Japan's Diet has begun deliberating a bill to raise the salaries of senior government officials including the prime minister. But the move is facing severe backlash from the opposition camp.

The Lower House Cabinet Committee began deliberations on Wednesday.

Under the bill, the salary of Prime Minister Kishida Fumio will increase by 460,000 yen, or about 3,000 dollars, a year. The salaries of Cabinet ministers will also rise by about 2,100 dollars.

The increases are in accordance with those of ordinary civil servants.

Digital Transformation Minister Kono Taro, who is in charge of the national public service system, explained the purpose of the bill and called for careful discussions and support.

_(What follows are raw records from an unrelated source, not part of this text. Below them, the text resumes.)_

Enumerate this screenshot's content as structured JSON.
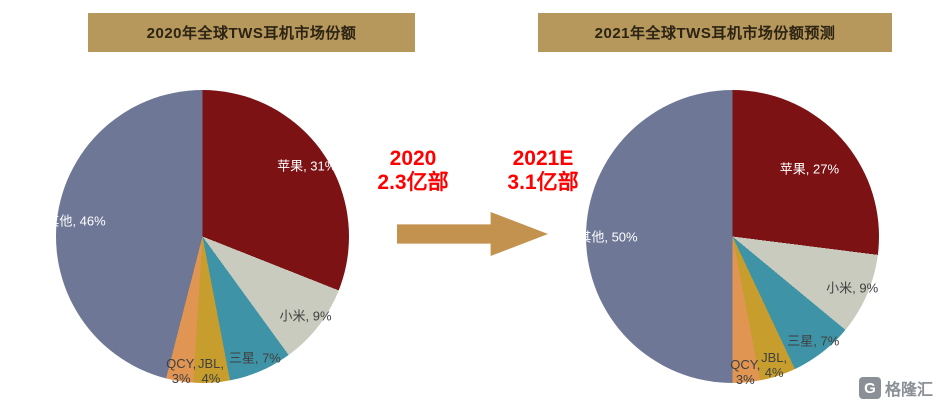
{
  "page": {
    "background": "#ffffff"
  },
  "center": {
    "before": {
      "line1": "2020",
      "line2": "2.3亿部"
    },
    "after": {
      "line1": "2021E",
      "line2": "3.1亿部"
    },
    "text_color": "#ff0000",
    "arrow_color": "#c3924e"
  },
  "watermark": {
    "logo_letter": "G",
    "text": "格隆汇"
  },
  "chart_data": [
    {
      "type": "pie",
      "title": "2020年全球TWS耳机市场份额",
      "labels": [
        "苹果",
        "小米",
        "三星",
        "JBL",
        "QCY",
        "其他"
      ],
      "values": [
        31,
        9,
        7,
        4,
        3,
        46
      ],
      "colors": [
        "#7c1214",
        "#c8cbbd",
        "#3f93a6",
        "#c79e2e",
        "#e09552",
        "#6e7796"
      ],
      "label_text_colors": [
        "#ffffff",
        "#404040",
        "#404040",
        "#404040",
        "#404040",
        "#ffffff"
      ],
      "label_radius": [
        0.86,
        0.89,
        0.9,
        0.92,
        0.93,
        0.87
      ],
      "label_multiline": [
        false,
        false,
        false,
        true,
        true,
        false
      ],
      "start_angle_deg": 0,
      "direction": "clockwise",
      "legend": "none"
    },
    {
      "type": "pie",
      "title": "2021年全球TWS耳机市场份额预测",
      "labels": [
        "苹果",
        "小米",
        "三星",
        "JBL",
        "QCY",
        "其他"
      ],
      "values": [
        27,
        9,
        7,
        4,
        3,
        50
      ],
      "colors": [
        "#7c1214",
        "#c8cbbd",
        "#3f93a6",
        "#c79e2e",
        "#e09552",
        "#6e7796"
      ],
      "label_text_colors": [
        "#ffffff",
        "#404040",
        "#404040",
        "#404040",
        "#404040",
        "#ffffff"
      ],
      "label_radius": [
        0.7,
        0.89,
        0.9,
        0.92,
        0.93,
        0.85
      ],
      "label_multiline": [
        false,
        false,
        false,
        true,
        true,
        false
      ],
      "start_angle_deg": 0,
      "direction": "clockwise",
      "legend": "none"
    }
  ]
}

The committee is expected to vote on the bill on Friday.

But opposition lawmakers have voiced strong resistance. The largest opposition Constitutional Democratic Party plans to submit an amended bill. Party members say it is not appropriate to raise the salaries of the prime minister and Cabinet members when the public is struggling with rising prices.

The CDP's Diet affairs chief, Azumi Jun, told reporters that his party supports increasing the salaries of ordinary civil servants but not Cabinet members.

Concerns have also been raised from the ruling camp. Some members of the governing coalition partner Komeito are also voicing a need to revise the bill.